Par ailleurs, le système de santé existant en France est bon. Les Français disposent d’un "droit" à la santé, comme en Allemagne. Alors que dans le Royaume Uni, si vous ne pouvez pas vous offrir un traitement, c’est dommage mais et on vous laisserait sans soin... Pour moi, qui viens d’Autriche, il est difficile de comprendre que la société soit divisée en deux lorsque cela a un lien avec la santé.
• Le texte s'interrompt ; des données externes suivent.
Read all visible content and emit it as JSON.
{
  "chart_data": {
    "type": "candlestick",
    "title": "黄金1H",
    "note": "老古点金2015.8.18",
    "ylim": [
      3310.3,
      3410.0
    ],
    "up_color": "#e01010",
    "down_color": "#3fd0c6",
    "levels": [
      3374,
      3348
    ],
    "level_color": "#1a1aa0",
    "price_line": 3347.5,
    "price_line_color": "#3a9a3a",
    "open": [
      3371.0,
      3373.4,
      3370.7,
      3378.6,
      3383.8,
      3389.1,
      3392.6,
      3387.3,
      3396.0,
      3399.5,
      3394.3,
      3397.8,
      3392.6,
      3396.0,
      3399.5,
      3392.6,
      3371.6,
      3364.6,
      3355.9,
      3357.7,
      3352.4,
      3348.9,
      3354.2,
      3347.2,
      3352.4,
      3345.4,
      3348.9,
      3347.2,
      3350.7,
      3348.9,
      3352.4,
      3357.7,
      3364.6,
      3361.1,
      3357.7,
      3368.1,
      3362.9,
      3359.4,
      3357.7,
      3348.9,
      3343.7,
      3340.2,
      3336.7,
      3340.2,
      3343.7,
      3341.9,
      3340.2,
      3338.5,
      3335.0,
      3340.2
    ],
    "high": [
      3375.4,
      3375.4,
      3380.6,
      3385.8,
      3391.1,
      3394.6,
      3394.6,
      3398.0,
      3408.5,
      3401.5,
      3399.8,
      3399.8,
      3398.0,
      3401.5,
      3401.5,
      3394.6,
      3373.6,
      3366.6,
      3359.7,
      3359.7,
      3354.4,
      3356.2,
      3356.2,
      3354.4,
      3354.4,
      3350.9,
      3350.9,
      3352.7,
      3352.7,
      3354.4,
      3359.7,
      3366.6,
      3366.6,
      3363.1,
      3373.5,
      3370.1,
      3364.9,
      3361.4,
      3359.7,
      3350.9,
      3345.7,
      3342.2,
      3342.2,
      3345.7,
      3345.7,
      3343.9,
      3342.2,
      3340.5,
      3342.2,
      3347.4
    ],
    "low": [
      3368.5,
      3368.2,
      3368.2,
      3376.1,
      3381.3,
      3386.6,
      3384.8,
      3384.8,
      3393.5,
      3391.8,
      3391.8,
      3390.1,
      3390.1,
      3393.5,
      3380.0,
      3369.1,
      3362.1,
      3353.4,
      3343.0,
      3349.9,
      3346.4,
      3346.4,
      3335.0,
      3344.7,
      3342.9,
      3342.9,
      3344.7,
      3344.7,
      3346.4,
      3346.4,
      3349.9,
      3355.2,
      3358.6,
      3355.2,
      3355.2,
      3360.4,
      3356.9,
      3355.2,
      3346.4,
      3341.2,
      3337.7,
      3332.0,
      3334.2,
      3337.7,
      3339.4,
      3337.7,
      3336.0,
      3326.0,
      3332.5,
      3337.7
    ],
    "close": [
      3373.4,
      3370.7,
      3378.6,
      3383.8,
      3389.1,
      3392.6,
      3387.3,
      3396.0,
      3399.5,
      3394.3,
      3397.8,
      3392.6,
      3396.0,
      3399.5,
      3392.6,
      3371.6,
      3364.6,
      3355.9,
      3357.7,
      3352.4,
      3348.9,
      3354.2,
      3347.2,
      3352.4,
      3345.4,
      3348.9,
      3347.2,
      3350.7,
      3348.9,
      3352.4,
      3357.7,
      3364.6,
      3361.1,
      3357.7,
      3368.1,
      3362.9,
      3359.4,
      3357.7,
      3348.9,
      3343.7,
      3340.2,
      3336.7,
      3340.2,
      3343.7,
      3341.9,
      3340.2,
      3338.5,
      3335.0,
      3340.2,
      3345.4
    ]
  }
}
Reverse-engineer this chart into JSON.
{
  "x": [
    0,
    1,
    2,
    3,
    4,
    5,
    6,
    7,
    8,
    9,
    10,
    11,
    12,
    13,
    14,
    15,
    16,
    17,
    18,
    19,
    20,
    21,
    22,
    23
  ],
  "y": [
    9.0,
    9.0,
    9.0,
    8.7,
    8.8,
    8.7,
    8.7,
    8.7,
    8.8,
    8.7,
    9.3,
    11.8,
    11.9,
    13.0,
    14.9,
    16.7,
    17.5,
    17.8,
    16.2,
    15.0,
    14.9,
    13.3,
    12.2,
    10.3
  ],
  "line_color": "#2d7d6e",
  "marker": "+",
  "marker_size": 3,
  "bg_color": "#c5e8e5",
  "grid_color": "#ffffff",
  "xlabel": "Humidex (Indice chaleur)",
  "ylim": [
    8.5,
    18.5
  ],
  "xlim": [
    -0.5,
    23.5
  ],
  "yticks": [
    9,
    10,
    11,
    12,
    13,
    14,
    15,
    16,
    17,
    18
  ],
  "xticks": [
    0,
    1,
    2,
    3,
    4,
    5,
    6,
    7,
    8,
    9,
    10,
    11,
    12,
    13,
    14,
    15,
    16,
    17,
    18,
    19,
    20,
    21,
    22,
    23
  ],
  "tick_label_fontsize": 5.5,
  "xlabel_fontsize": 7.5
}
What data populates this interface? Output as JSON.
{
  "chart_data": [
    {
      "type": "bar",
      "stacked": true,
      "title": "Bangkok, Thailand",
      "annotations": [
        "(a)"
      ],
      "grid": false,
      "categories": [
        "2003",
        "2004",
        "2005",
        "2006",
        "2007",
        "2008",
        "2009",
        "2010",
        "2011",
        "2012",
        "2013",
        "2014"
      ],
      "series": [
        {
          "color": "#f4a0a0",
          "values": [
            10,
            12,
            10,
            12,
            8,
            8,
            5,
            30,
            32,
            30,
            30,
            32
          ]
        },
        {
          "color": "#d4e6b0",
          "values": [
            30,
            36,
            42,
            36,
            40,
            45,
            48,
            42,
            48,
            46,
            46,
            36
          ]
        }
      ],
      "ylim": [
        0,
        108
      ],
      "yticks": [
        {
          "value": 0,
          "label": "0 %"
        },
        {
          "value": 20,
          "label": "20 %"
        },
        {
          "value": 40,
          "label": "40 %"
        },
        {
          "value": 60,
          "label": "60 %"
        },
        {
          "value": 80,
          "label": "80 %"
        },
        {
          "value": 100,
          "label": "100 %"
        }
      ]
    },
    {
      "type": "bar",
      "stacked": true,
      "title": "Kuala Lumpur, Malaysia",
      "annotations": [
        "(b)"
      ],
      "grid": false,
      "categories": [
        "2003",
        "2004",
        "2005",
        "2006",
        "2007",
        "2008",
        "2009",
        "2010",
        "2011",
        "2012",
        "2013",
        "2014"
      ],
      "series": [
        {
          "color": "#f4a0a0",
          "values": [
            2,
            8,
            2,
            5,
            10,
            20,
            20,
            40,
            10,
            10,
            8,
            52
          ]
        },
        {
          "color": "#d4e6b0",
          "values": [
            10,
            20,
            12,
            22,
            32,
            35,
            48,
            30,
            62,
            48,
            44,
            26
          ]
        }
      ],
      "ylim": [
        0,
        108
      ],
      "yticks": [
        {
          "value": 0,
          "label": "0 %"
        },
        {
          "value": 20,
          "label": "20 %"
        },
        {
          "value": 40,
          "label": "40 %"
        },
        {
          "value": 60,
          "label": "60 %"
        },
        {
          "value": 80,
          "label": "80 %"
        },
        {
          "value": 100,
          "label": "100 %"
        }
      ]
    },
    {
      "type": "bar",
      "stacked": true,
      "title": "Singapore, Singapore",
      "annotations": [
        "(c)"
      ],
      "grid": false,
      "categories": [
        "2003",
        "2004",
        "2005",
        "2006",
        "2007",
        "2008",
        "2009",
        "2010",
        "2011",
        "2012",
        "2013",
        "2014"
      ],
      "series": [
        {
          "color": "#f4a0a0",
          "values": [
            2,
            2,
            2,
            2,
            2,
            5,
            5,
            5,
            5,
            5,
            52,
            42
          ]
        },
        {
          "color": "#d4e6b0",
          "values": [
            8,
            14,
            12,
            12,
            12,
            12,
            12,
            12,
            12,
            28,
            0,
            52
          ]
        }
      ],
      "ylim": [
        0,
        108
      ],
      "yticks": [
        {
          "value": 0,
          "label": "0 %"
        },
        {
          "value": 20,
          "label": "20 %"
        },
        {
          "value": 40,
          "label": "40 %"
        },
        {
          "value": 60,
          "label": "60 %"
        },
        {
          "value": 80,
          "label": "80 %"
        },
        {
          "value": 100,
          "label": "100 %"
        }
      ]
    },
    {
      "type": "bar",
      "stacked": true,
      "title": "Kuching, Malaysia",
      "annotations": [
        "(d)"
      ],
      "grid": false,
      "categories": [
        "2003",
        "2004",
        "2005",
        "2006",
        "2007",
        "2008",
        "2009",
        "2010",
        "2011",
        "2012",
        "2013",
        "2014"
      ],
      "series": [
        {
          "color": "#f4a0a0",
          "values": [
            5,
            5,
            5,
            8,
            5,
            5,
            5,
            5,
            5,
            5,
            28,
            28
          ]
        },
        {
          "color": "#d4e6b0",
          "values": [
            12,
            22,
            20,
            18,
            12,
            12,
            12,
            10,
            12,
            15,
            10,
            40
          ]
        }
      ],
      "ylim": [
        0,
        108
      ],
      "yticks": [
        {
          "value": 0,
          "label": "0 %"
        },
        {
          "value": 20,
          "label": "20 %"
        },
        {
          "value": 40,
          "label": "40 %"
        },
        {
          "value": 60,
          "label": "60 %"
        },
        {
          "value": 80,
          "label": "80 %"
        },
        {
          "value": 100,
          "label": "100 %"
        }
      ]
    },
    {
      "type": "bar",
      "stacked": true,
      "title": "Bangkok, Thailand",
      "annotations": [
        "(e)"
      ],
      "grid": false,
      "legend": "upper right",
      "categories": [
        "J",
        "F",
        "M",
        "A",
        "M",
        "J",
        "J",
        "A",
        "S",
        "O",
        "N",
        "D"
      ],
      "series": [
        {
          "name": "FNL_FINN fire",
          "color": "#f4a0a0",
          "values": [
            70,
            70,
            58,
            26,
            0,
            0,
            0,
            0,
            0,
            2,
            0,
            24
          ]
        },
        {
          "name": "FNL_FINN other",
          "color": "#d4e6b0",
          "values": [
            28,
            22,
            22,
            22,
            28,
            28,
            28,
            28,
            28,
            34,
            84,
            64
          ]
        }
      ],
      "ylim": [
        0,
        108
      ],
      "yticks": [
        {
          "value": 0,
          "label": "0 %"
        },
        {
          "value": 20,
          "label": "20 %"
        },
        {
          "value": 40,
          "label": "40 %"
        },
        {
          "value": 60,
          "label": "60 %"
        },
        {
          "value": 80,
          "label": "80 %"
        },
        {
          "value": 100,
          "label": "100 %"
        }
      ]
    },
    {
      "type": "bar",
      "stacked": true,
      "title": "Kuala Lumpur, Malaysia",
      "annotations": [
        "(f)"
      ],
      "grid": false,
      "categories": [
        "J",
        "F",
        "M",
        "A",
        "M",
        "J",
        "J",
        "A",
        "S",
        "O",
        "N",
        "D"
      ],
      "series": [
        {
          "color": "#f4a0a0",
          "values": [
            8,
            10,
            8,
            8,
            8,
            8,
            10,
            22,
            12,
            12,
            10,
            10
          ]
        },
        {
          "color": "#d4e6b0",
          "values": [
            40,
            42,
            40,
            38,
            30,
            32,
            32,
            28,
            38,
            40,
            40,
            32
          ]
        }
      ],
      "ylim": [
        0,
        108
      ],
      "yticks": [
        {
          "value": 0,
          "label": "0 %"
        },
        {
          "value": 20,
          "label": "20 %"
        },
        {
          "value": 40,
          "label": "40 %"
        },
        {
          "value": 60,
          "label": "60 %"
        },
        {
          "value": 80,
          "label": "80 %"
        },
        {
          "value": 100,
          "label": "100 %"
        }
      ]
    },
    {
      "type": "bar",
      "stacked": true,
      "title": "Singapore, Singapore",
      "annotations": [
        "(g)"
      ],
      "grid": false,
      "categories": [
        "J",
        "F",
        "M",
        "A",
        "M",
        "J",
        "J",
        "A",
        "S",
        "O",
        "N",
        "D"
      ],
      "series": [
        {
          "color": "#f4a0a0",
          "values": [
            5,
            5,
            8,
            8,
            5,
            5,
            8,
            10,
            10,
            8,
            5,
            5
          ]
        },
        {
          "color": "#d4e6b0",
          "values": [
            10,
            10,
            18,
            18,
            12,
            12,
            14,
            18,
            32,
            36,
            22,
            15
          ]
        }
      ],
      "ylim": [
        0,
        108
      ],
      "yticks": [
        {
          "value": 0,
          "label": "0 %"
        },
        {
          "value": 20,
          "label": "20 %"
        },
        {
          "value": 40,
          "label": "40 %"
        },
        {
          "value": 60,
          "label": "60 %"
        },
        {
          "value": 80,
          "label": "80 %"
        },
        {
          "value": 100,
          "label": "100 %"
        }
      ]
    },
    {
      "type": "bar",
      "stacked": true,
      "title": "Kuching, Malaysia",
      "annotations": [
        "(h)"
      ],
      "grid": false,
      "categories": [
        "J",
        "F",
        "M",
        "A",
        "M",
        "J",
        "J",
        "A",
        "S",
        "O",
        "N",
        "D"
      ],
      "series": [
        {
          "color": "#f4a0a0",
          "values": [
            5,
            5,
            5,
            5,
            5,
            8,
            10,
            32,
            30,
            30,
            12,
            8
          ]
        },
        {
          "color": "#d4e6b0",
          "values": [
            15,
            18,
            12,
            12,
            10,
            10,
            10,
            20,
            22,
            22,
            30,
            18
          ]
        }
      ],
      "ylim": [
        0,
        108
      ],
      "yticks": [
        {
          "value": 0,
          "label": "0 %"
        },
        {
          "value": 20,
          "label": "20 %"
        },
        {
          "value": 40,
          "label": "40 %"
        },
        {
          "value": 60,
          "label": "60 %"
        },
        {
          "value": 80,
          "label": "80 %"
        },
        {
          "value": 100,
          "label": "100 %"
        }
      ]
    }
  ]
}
Un test de diagnostic… qui arrive un peu tard
Leader en médecine personnalisée, le laboratoire Suisse vient de lancer un nouveau diagnostic compagnon en Europe. Nommé "cobas EGFR Mutation Test", ce test est destiné à identifier les patients souffrant de cancer du poumon non à petites cellules (NSCLC), caractérisé par des mutations du gène EGFR. Ces malades pourraient alors tirer profit de son traitement Tarceva. Mais Roche n'est pas habilité à demander le remboursement de ce test compagnon. Ce sera aux sociétés savantes de le faire. Or en France, "ce test arrive avec quelques années de retard sur les tests développés par 28 plateformes hospitalières de génétique moléculaire, dont les patients bénéficient gratuitement grâce au soutien de l'Institut National du Cancer", regrette une source interne. L'argument de Roche ? Son test est standardisé, contrairement à ceux des plateformes hospitalières.